Which would perhaps be preferable to what seems more likely: that Alemayehu’s resting place is known – why otherwise does it feature on the St George’s chapel website? – but adjustable only with what the palace considers excessive effort. And that while any temporary shifting of unshelved caskets might be a nuisance, at least for the living, it would be insignificant compared with the wholesale exhumations and transfers that are such a feature of the British royal necropolis.

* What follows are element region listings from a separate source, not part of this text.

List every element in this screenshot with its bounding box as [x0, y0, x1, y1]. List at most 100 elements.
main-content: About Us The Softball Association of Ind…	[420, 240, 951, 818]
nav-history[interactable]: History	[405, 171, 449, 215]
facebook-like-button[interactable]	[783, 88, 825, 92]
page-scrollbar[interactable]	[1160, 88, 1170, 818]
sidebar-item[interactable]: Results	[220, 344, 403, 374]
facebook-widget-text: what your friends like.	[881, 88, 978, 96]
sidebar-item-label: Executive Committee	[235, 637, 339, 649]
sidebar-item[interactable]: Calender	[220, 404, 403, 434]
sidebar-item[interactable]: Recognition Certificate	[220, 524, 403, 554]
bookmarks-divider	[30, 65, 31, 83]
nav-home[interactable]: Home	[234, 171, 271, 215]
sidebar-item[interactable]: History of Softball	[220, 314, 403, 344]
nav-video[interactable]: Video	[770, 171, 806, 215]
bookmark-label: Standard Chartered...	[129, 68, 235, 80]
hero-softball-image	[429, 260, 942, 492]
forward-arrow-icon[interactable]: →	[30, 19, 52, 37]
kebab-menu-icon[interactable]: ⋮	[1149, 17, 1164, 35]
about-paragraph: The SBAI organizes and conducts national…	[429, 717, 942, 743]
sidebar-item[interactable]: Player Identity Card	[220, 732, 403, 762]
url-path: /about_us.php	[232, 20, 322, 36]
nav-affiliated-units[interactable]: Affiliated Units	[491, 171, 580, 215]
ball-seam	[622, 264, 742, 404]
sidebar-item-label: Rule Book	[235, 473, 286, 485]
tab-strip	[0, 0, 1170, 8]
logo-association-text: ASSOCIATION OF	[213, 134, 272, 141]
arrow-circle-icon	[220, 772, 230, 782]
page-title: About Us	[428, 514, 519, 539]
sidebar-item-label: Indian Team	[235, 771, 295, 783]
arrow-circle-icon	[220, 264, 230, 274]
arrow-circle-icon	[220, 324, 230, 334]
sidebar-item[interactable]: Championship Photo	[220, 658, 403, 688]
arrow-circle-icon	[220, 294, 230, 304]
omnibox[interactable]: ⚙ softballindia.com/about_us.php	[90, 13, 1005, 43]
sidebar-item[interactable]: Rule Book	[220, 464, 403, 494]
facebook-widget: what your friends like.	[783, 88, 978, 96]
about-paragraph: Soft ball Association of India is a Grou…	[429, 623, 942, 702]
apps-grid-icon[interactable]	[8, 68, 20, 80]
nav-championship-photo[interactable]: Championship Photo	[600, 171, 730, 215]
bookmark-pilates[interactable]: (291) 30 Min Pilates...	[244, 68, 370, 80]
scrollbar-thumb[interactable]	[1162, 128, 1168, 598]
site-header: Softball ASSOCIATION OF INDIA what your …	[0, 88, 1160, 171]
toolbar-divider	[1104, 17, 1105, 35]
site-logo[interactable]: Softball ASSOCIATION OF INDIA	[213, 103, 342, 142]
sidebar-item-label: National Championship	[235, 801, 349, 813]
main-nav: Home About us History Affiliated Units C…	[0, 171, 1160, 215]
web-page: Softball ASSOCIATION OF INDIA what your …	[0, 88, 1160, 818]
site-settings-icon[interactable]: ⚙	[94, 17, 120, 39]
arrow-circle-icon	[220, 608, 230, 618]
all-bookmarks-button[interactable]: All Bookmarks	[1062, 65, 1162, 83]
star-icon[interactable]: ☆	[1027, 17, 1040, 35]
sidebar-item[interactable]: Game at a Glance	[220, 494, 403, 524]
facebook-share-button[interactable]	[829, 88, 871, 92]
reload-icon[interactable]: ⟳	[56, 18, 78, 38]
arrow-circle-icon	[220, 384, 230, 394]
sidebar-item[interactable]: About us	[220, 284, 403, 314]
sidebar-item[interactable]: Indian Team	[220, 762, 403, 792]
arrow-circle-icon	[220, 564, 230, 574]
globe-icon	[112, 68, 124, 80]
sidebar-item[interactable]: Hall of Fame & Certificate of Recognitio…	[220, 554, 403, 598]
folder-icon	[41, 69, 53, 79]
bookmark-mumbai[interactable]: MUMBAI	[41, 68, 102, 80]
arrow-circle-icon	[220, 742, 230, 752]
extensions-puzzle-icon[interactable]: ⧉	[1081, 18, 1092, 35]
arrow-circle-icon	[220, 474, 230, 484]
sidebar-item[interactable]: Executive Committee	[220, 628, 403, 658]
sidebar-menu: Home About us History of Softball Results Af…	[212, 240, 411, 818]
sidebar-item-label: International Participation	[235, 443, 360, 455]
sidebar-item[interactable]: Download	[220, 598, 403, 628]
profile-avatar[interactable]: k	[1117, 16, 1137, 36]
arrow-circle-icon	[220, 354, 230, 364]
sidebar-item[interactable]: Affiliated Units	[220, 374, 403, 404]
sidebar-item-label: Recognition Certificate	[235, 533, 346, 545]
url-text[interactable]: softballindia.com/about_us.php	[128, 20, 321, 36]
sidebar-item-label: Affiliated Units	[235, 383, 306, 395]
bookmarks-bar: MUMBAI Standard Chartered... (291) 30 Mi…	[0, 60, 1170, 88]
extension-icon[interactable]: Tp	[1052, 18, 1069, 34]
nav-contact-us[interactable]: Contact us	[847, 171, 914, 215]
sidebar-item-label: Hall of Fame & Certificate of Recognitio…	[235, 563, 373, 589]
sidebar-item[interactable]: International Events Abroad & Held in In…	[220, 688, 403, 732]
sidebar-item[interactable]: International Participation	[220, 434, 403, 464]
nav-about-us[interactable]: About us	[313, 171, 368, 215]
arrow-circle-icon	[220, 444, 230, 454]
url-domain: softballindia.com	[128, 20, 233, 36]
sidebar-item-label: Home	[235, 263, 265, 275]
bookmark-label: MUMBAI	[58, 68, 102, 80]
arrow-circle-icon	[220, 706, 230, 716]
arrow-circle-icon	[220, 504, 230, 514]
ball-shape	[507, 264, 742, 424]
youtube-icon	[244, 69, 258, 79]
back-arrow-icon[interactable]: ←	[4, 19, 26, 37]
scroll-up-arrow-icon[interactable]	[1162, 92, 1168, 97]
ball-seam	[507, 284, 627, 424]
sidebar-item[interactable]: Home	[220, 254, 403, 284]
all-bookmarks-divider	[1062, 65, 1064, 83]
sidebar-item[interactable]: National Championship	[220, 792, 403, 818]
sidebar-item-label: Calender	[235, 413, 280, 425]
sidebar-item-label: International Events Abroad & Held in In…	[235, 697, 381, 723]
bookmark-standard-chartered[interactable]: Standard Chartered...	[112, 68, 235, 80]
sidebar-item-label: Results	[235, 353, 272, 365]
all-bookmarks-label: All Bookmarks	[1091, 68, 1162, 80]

Few families can have devoted as much attention as UK sovereigns to re-arranging, rehousing and relocating ancestral bodies, with some batches transferred to Frogmore, all at no recorded cost to the “dignity of the departed”, albeit that community cannot speak for itself.
In his recent biography of Alemayehu, The Prince and the Plunder, Andrew Heavens follows the palace’s excuses with the history: the prince was buried outside St George’s chapel, in catacombs, in a named coffin. Queen Victoria had taken an interest in the child since he was brought to her, aged seven, survivor of the Maqdala conflict in which British forces defeated his father, King Tewodros II.
Tewodros had imprisoned a group of Britons in revenge for having had communication with Queen Victoria blocked by officials. Following a bloody rescue operation, British troops
looted Maqdala and the orphaned Alemayehu (his mother died on the journey), was subjected to a fragmented upbringing that he spent largely, to judge by Heavens’s account and some piercing photographs, in forlorn misery.
Before his death Alemayehu had “hankered”, Heavens writes, for Ethiopia. During his lifetime his plight touched some would-be protectors, including Victoria (his Windsor burial was a respectful gesture), while one of her prime ministers, William Gladstone, condemned the removal, at the same time as the child, of Abyssinian spoils. He “deeply lamented”, Hansard recorded, “that those articles, to us insignificant, though probably to the Abyssinians sacred and imposing symbols, or at least hallowed by association, were thought fit to be brought away by a British Army.”
Though the restitution of the museum-based artefacts would be elaborate if it were legal, that doesn’t apply to Ethiopian human remains deposited in royal territory.
So why, while it has learned to contextualise the Koh-i-noor, does the palace still assert proprietorship of a child victim of conquest? Since they’re safe from a rush on prince-restitution that would leave mausoleums empty, the greater risk for the royals would seem to be in sabotaging, with this intransigence, their own claims to have changed. Unless they really have lost him?